15 Agosto 2008, di Redazione Wall Street Italia

L’oro e’ crollato al di sotto degli $800 l’oncia, cioe’ il 24% rispetto al massimo storico di $1032 del 17 marzo scorso, l’argento e’ sceso del 40% dal picco record di $21.3550, mentre il greggio (passato da $147 a $111 in tre settimane) il grano, il rame e molte altre merci sono in caduta libera, alla luce del fatto che la ripresa del dollaro degli ultimi giorni riduce l’attrattivita’ delle commodities dopo un boom durato 6 anni, anche per via del rallentamento economico globale.

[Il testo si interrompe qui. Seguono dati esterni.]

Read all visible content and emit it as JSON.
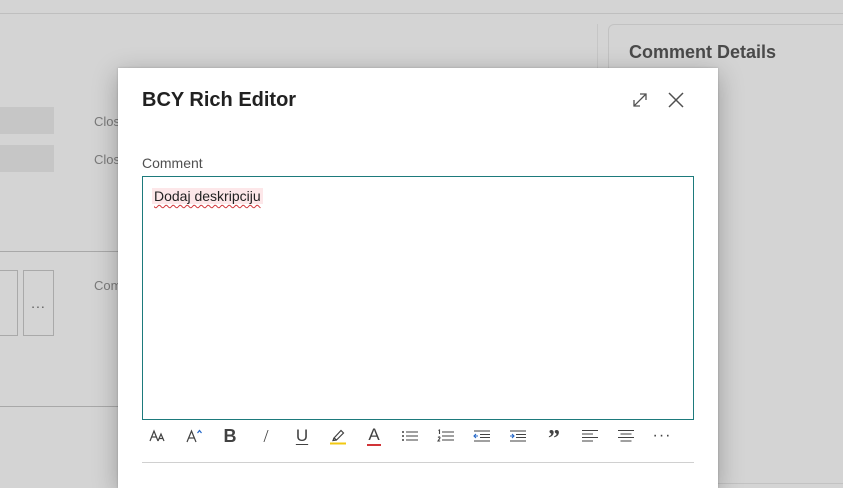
{
  "background": {
    "label_1": "Clos",
    "label_2": "Clos",
    "label_3": "Com",
    "more_label": "...",
    "side_panel_title": "Comment Details"
  },
  "dialog": {
    "title": "BCY Rich Editor",
    "field_label": "Comment",
    "editor_text": "Dodaj deskripciju",
    "expand_icon": "expand-diagonal-icon",
    "close_icon": "close-x-icon"
  },
  "toolbar": {
    "icons": [
      "font-size-icon",
      "grow-font-icon",
      "bold-icon",
      "italic-icon",
      "underline-icon",
      "highlight-icon",
      "font-color-icon",
      "bulleted-list-icon",
      "numbered-list-icon",
      "decrease-indent-icon",
      "increase-indent-icon",
      "quote-icon",
      "align-left-icon",
      "align-center-icon",
      "more-icon"
    ],
    "bold_glyph": "B",
    "italic_glyph": "/",
    "underline_glyph": "U",
    "font_color_glyph": "A",
    "quote_glyph": "”",
    "more_glyph": "···"
  },
  "colors": {
    "accent_border": "#1d7a7c",
    "highlight_yellow": "#f2c811",
    "font_color_red": "#d13438",
    "indent_blue": "#2266c8"
  }
}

“I prezzi hanno toccato il picco massimo” ha detto a Bloomberg l’investitore Marc Faber, 62 anni, editore di Gloom, Boom & Doom Report. “Se sia un picco finale o temporaneo seguito da prezzi piu’ alti, non lo sappiamo ancora. Potrebbe andare ancora piu’ in basso”.

L’oro e’ sceso a $782.27 l’oncia sugli scambi alla borsa di Londra. L’argento e’ crollato oggi del 12%, il metallo tratta adesso a $12.905 l’oncia. Nel frattempo il dollaro si e’ impennato del 5.3% nei confronti dell’euro nelle ultime due settimane, in ogni caso la valuta Usa e’ salita per la quinta settimana consecutiva, e oggi quota sotto 1.47. I prezzi al consumo negli Stati Uniti sono ai massimi degli ultimi 17 anni (inflazione al 5,6% a luglio) scrive Bloomberg, il che rende molto difficile per la Federal Reserve abbassare i tassi d’interesse, se il rallentamento economico si dovesse accentuare.